Bing says spelling and grammar does affect rankings
Site owners warned against too many typos
A senior figure at Bing has suggested that sites which consistently include poor spelling and grammar will see their search rankings suffer as a result.
Senior product manager Duane Forrester suggested that while “mistakes happen”, if errors occur too frequently it is likely to put off a reader. As such, he argues, it would be unfair to have pages with poor spelling and grammar ranking above those that offer word-perfect content.
Mr Forrester went on to put forward the theory that if a reader encounters a typo, their thoughts are likely to be dominated by that as they read. This poses the risk that they will fail to properly absorb your message and perhaps stop reading the piece.
His ideas were met with a lukewarm reception from some users, with one commenter saying Bing could end up penalising English-language sites written by someone for whom English is a second language. They argued that if a site is created that promotes a good product, grammar should be a secondary consideration.
Will other search engines follow Bing’s example?
With Bing’s stance now clear, site owners will be interested to see if other search engines follow suit.
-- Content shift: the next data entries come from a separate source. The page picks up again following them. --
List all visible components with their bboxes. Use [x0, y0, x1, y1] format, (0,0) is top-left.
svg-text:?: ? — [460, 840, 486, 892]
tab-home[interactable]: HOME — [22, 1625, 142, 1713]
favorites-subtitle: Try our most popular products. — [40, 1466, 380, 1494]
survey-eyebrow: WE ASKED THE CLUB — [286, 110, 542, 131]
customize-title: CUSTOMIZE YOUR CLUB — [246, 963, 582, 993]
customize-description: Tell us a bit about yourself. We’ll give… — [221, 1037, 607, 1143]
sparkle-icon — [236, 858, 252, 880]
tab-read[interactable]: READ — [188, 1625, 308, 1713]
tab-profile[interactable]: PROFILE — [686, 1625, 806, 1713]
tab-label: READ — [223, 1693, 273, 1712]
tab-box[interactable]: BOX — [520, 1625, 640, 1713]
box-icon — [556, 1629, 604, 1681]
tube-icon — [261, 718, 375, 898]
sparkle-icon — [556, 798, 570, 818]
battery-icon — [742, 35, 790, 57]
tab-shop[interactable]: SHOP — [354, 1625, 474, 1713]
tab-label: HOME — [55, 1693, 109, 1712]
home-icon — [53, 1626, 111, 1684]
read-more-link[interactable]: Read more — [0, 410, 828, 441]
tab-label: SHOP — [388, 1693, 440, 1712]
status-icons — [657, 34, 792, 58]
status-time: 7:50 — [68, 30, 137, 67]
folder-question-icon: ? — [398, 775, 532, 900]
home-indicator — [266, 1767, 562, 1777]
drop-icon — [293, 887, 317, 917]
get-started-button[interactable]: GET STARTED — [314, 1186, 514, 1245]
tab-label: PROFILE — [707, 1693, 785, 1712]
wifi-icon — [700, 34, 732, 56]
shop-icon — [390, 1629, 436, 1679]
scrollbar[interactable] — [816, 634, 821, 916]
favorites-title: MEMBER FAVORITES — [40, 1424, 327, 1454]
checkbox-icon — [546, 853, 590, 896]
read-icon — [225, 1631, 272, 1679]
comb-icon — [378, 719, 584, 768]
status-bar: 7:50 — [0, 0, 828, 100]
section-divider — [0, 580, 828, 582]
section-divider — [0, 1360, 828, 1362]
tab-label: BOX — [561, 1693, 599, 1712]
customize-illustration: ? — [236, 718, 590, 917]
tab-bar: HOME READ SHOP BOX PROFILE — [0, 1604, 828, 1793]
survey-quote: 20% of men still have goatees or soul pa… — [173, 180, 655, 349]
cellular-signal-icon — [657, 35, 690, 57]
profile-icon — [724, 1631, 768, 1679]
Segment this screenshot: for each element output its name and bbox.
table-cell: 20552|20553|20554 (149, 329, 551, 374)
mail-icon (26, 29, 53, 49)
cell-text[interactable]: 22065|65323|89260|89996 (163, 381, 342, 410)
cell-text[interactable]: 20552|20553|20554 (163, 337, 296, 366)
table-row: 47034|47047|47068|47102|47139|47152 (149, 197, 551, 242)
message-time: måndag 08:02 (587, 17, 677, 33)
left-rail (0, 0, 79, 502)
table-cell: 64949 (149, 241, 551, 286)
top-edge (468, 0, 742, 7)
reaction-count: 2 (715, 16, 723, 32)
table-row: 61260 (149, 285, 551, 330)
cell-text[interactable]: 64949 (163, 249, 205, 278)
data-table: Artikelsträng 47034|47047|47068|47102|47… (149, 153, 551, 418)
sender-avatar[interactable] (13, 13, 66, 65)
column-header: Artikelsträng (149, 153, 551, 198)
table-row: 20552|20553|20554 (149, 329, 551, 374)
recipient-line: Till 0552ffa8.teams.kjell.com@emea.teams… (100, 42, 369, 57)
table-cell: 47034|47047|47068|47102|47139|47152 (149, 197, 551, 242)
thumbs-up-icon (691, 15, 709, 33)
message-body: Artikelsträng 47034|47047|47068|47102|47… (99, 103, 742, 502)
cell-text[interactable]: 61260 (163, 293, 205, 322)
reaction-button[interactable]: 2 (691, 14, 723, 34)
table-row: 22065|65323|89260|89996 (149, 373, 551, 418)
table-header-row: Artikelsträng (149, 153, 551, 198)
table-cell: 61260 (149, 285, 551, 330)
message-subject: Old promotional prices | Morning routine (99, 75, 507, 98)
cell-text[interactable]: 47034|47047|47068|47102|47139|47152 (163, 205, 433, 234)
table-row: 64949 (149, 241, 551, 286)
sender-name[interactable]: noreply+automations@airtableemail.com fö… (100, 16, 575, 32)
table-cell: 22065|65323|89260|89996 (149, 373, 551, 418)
The policy of Google, which last month (January 2014) held nearly 89 per cent of the UK search market share, will naturally be of primary interest to many.
While the Panda algorithm was designed specifically to combat low quality pages, it is not clear how much weight is placed solely on spelling and grammar.
Earlier this month, Google’s webspam chief Matt Cutts was asked about whether or not poorly spelled user comments could negatively impact upon the quality of a page and cause a rankings hit.
His response was that while sites should not accept comments that are obviously spam, it is sufficient to look after your own content without the need to correct user comments.
Rachel Hand, head of content at theEword, said: “All websites should aim to produce content using good spelling and grammar. Regardless of how search engines respond to mistakes, you can easily put users off if your pages are full of errors.”